For a moment I thought my girls had moved their Windows machine into my office
as a practical joke. Good grief, what a start I got!
According to the QVQM Web site, the name actually comes from a play on some
non-English characters. The English "Q" stands for "9,"
which has the same pronunciation in Japanese, and "V" for "5,"
as in the Roman numeral.
The developers intended this window manager to bridge the gap for Windows users
to use X, and for diehard X users to get used to Windows. (Like this is a hard
transition.)
Still, the first idea is not a bad one, and if you have to mimic Windows, you
might as well do it right.
Except for the fonts, almost everything about the screen looks like Windows.
It even uses the same pixmaps for icons, except that they're inverted horizontally.
Like Windows, there's Alt+Tab window switching capability, which is nothing
new to X, but still is nice for migrant Window users.

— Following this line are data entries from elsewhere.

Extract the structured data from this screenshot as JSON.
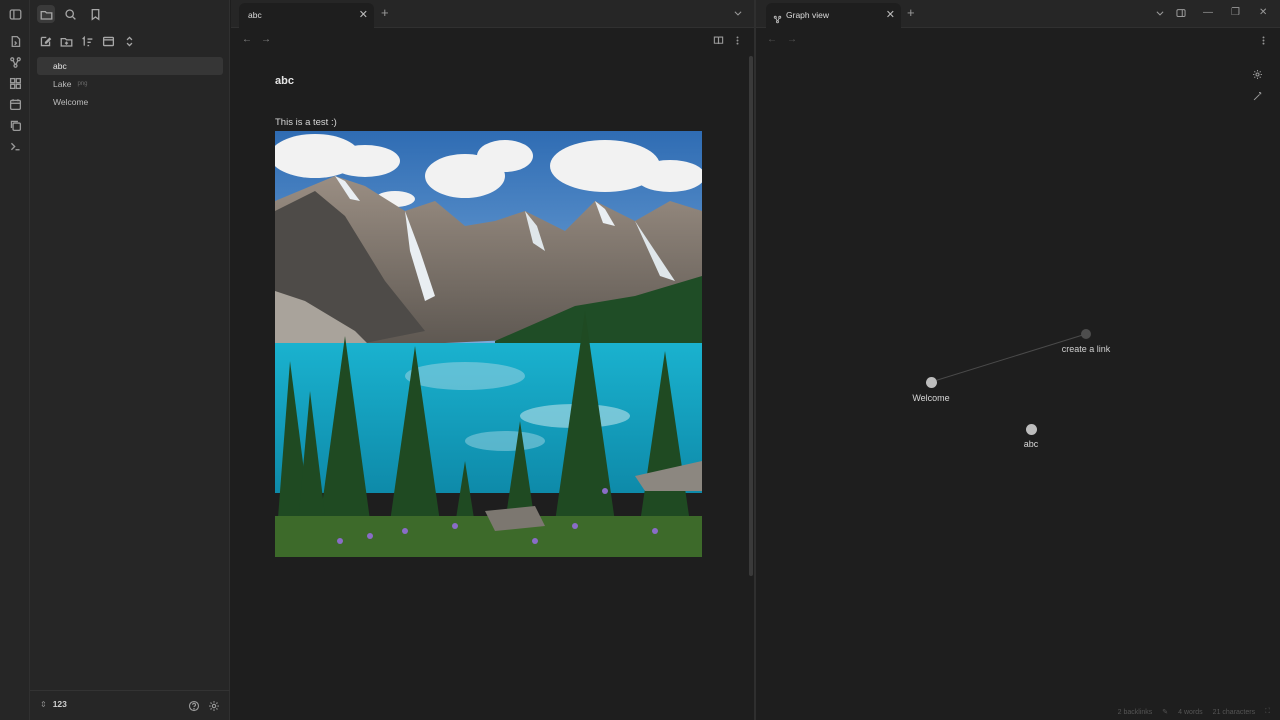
{
  "sidebar": {
    "tree": [
      {
        "label": "abc",
        "ext": "",
        "active": true
      },
      {
        "label": "Lake",
        "ext": "png",
        "active": false
      },
      {
        "label": "Welcome",
        "ext": "",
        "active": false
      }
    ],
    "vault_name": "123"
  },
  "left_pane": {
    "tab_label": "abc",
    "note_title": "abc",
    "note_text": "This is a test :)"
  },
  "right_pane": {
    "tab_label": "Graph view",
    "nodes": [
      {
        "label": "create a link",
        "color": "#4d4d4d"
      },
      {
        "label": "Welcome",
        "color": "#bdbdbd"
      },
      {
        "label": "abc",
        "color": "#bdbdbd"
      }
    ]
  },
  "status": {
    "backlinks": "2 backlinks",
    "words": "4 words",
    "characters": "21 characters"
  },
  "colors": {
    "background": "#1e1e1e",
    "sidebar": "#262626",
    "accent_text": "#dadada"
  },
  "icons": [
    "sidebar-toggle-icon",
    "folder-icon",
    "search-icon",
    "bookmark-icon",
    "new-note-icon",
    "new-folder-icon",
    "sort-icon",
    "collapse-icon",
    "expand-icon",
    "help-icon",
    "settings-icon",
    "graph-icon",
    "book-icon",
    "more-icon",
    "magic-wand-icon"
  ]
}
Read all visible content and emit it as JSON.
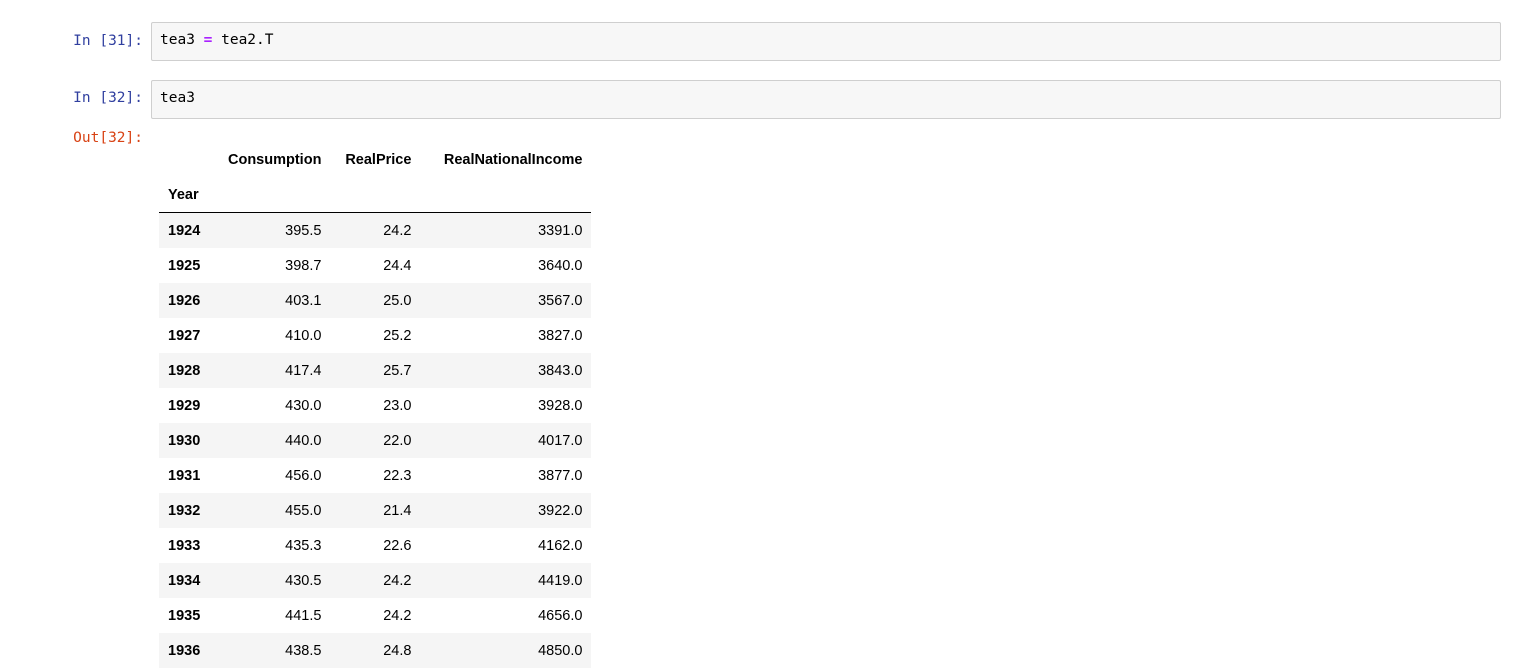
{
  "cells": [
    {
      "prompt": "In [31]:",
      "code_parts": [
        "tea3 ",
        "=",
        " tea2.T"
      ]
    },
    {
      "prompt": "In [32]:",
      "code": "tea3",
      "out_prompt": "Out[32]:"
    }
  ],
  "table": {
    "columns": [
      "Consumption",
      "RealPrice",
      "RealNationalIncome"
    ],
    "index_name": "Year",
    "rows": [
      [
        "1924",
        "395.5",
        "24.2",
        "3391.0"
      ],
      [
        "1925",
        "398.7",
        "24.4",
        "3640.0"
      ],
      [
        "1926",
        "403.1",
        "25.0",
        "3567.0"
      ],
      [
        "1927",
        "410.0",
        "25.2",
        "3827.0"
      ],
      [
        "1928",
        "417.4",
        "25.7",
        "3843.0"
      ],
      [
        "1929",
        "430.0",
        "23.0",
        "3928.0"
      ],
      [
        "1930",
        "440.0",
        "22.0",
        "4017.0"
      ],
      [
        "1931",
        "456.0",
        "22.3",
        "3877.0"
      ],
      [
        "1932",
        "455.0",
        "21.4",
        "3922.0"
      ],
      [
        "1933",
        "435.3",
        "22.6",
        "4162.0"
      ],
      [
        "1934",
        "430.5",
        "24.2",
        "4419.0"
      ],
      [
        "1935",
        "441.5",
        "24.2",
        "4656.0"
      ],
      [
        "1936",
        "438.5",
        "24.8",
        "4850.0"
      ]
    ]
  }
}
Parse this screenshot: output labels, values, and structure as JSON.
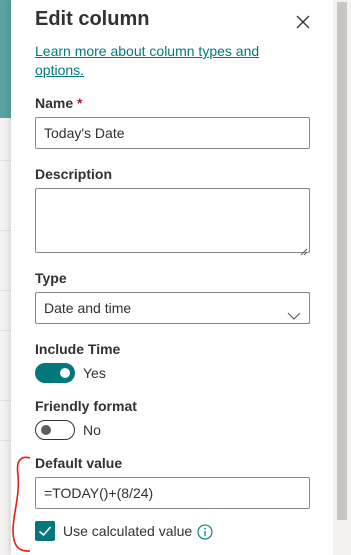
{
  "panel": {
    "title": "Edit column",
    "learn_more_link": "Learn more about column types and options."
  },
  "fields": {
    "name": {
      "label": "Name",
      "required_mark": "*",
      "value": "Today's Date"
    },
    "description": {
      "label": "Description",
      "value": ""
    },
    "type": {
      "label": "Type",
      "selected": "Date and time"
    },
    "include_time": {
      "label": "Include Time",
      "state_text": "Yes",
      "on": true
    },
    "friendly_format": {
      "label": "Friendly format",
      "state_text": "No",
      "on": false
    },
    "default_value": {
      "label": "Default value",
      "value": "=TODAY()+(8/24)"
    },
    "use_calculated": {
      "label": "Use calculated value",
      "checked": true
    }
  },
  "colors": {
    "accent": "#03787c",
    "annotation": "#e0201b"
  },
  "icons": {
    "close": "close-icon",
    "chevron": "chevron-down-icon",
    "info": "info-icon",
    "check": "checkmark-icon"
  }
}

Windows can be moved and
sized like any other window manager, and there's even a frightenly familiar
dialog box that pops up when you exit QVWM.
This window manager will eventually go way beyond just a superficial look,
too. The developers are currently working on a complete class library called
libqv that will allow for the creation of even more Win95/Win98-looking apps.
Is there a place for QVWM in the Linux community? As much as I'd like to make
a snide comment about Windows-like interfaces, the simple truth is that there
will be a number of non-technical users who could benefit from the ease of transition
to X.
And, let's face it, there's room in the pantheon of interfaces in the Linux
arena for any kind of interface: even Windows.